Die Männer in dem Roman waren eine Nummer für sich und haben bei mir für fassungsloses Kopfschütteln gesorgt. Ich konnte kaum glauben, was sich da hin und wieder abgespielt hat und wäre in gewissen Situationen wahrscheinlich völlig durchgedreht. Vom absoluten Arschgesicht bis zum Muttersöhnchen und dem Sensibelchen ist alles dabei.
Eine besondere Erwähnung gebührt auch der Schwiegermutter von Inga, die mir eine Heidenangst eingejagt hat und mit ihren Psychospielchen die kleinen Unstimmigkeiten mit den „normalen“ Schwiegermüttern ziemlich in den Schatten stellte.

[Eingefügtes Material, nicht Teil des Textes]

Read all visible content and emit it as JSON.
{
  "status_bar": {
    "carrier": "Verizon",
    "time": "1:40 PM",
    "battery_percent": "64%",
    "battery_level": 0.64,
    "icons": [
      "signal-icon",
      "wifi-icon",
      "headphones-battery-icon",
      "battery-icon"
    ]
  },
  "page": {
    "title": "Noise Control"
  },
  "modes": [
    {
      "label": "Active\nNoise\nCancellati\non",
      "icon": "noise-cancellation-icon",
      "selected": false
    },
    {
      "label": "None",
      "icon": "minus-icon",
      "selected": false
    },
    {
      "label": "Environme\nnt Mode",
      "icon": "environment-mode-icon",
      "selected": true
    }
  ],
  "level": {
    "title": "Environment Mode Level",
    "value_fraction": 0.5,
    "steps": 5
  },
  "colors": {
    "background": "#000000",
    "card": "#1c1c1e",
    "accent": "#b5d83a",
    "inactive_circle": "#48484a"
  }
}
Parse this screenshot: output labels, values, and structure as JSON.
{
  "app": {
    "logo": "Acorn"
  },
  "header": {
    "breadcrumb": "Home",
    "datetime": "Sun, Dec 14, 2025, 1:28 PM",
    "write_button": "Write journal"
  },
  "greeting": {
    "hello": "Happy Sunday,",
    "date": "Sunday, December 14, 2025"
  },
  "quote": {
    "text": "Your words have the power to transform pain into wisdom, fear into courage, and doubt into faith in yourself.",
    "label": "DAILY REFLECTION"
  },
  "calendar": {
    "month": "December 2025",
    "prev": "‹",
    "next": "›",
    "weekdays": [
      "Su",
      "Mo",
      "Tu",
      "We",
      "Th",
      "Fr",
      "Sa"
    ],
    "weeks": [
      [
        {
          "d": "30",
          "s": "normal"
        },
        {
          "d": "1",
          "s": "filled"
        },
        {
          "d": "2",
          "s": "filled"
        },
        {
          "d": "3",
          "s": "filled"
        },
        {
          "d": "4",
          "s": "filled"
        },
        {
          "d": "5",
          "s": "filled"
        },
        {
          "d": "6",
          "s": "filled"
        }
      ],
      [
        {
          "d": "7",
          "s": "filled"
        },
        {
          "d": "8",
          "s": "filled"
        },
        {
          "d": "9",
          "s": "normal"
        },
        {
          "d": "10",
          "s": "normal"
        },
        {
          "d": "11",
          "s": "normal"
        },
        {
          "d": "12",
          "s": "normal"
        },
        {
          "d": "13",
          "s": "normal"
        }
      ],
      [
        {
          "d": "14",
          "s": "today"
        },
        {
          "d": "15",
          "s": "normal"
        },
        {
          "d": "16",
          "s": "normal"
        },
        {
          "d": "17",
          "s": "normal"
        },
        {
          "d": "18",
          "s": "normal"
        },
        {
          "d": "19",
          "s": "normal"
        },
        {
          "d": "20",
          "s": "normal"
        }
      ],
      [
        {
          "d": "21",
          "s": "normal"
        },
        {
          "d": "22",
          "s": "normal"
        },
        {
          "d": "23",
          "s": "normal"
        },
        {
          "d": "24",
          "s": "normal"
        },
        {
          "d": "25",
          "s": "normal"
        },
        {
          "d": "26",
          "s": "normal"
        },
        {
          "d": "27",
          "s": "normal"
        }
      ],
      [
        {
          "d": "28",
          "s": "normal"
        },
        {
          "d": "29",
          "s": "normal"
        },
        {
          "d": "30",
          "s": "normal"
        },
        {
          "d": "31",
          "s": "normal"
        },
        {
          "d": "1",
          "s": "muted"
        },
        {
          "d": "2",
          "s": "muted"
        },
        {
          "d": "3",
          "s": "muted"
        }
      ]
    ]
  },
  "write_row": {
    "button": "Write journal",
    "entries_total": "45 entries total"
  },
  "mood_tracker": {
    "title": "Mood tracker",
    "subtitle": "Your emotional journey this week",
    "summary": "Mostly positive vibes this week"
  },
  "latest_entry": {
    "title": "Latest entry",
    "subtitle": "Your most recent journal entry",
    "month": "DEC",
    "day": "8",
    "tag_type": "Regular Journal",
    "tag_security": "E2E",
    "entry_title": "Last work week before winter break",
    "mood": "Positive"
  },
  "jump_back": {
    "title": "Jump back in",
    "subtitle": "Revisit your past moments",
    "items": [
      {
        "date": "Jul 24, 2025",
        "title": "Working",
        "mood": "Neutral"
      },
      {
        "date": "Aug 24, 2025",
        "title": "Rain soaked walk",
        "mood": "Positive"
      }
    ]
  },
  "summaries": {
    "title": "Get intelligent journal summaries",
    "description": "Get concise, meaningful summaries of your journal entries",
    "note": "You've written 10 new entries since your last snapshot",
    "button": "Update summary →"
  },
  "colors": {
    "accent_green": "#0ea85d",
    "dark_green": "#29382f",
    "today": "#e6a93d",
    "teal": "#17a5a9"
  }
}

Ich bin vor allem auch ein Fan von Magnúsdóttirs Schreibstil, denn ihre taffen Formulierungen passten einfach auch perfekt zu den vier Isländerinnen und machten es einem ziemlich einfach, sie sich bildlich vorzustellen. Die Verfolgung der inneren und äußeren Dialoge hat somit auch immer ziemlich viel Spaß gemacht und mich nicht gelangweilt. Natürlich waren einige Situationen etwas überzogen und man muss manches einfach mit einem Augenzwinkern betrachten, aber das fiel mir nicht schwer und an sowas störe ich mich auch nicht. Es handelt sich hierbei einfach um eine lockere Lektüre, die einem zum Schmunzeln bringt und nicht geistig fordert oder besonders ausgeklügelt ist. Es ist eher, wie auf dem Buch auch schon angedeutet wird, wie bei einer Mittwoch- oder Donnerstagabend Serie auf Pro7 oder Sixx.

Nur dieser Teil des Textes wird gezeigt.